Certification and advancement. There is a growing movement toward certification of construction managers. Although certification is not required to work in the construction industry, it can be valuable because it provides evidence of competence and experience. Both the American Institute of Constructors and the Construction Management Association of America have established voluntary certification programs for construction managers. Requirements combine written examinations with verification of education and professional experience. The American Institute of Constructors awards the Associate Constructor (AC) and Certified Professional Constructor (CPC) designations to candidates who meet its requirements and pass the appropriate construction examinations. The Construction Management Association of America awards the Certified Construction Manager (CCM) designation to workers who have the required experience and who pass a technical examination. Applicants for this designation also must complete a self-study course that covers the professional role of a construction manager, legal issues, allocation of risk, and other topics related to construction management.

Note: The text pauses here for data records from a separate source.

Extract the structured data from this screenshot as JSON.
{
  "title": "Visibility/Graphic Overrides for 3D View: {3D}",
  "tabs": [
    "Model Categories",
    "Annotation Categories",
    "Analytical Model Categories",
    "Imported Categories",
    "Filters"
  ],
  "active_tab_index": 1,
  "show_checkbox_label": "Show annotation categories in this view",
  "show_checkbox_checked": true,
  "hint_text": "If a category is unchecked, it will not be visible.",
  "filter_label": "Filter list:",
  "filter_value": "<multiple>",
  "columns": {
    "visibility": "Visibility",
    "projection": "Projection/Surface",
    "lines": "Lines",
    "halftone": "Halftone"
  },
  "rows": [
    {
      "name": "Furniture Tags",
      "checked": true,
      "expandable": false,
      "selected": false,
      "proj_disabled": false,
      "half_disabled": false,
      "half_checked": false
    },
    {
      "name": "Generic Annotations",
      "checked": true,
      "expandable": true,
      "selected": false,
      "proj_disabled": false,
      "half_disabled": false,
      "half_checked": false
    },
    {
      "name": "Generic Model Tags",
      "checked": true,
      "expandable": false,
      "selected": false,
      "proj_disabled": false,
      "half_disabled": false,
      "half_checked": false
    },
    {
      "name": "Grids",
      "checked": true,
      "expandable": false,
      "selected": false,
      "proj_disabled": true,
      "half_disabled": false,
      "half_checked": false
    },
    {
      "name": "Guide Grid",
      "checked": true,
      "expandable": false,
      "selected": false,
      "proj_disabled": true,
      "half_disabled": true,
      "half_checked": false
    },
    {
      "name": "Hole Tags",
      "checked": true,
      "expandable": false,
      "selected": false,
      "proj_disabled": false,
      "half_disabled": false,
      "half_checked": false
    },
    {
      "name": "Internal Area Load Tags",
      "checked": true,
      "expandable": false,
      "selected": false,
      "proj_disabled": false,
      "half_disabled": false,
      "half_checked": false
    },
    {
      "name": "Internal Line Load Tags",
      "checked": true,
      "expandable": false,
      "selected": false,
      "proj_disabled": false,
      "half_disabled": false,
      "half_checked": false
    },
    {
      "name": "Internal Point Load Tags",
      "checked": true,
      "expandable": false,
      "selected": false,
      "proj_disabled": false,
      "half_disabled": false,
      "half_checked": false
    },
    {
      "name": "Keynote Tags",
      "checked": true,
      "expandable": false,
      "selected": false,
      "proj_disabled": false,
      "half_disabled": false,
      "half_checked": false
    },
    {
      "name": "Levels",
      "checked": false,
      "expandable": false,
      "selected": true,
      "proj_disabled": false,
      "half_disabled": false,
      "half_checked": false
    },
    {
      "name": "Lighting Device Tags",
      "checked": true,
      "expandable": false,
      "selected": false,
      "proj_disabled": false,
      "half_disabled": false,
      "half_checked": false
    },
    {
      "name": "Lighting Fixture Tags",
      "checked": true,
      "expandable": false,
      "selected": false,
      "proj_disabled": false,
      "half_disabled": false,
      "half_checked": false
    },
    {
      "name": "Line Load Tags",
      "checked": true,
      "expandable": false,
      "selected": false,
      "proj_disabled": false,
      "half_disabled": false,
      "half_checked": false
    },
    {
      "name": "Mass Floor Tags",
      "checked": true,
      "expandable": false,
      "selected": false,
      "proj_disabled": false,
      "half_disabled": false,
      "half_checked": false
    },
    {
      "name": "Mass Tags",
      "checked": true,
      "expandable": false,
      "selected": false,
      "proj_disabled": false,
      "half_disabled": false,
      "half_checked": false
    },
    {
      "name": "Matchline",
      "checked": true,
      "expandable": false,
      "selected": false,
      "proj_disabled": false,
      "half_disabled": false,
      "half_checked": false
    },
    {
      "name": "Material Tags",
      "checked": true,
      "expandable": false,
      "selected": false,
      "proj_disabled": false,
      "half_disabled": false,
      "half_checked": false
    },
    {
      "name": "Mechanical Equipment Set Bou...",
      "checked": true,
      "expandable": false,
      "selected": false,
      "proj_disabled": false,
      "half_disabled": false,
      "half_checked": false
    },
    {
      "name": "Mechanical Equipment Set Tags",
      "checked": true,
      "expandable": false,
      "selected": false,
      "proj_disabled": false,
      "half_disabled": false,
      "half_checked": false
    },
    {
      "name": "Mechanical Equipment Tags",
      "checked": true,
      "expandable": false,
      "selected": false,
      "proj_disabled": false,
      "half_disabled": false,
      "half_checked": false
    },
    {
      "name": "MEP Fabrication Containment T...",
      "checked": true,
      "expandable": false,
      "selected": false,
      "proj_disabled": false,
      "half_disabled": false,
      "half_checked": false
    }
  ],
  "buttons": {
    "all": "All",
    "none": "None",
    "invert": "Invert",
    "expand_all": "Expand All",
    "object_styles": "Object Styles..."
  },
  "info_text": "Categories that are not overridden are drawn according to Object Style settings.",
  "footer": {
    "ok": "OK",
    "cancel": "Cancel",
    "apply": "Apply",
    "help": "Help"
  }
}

Advancement opportunities for construction managers vary depending upon an individual’s performance and the size and type of company for which they work. Within large firms, managers may eventually become top-level managers or executives. Highly experienced individuals may become independent consultants; some serve as expert witnesses in court or as arbitrators in disputes. Those with the required capital may establish their own construction management services, specialty contracting, or general contracting firm. Employment

Construction managers held 487,000 jobs in 2006. About 57 percent were self-employed, many as owners of general or specialty trade construction firms. Most salaried construction managers were employed in the construction industry, 13 percent by specialty trade contractor businesses—for example, plumbing, heating, air-conditioning, and electrical contractors—9 percent in residential building construction; and 9 percent in nonresidential building construction. Others were employed by architectural, engineering, and related services firms and by local governments.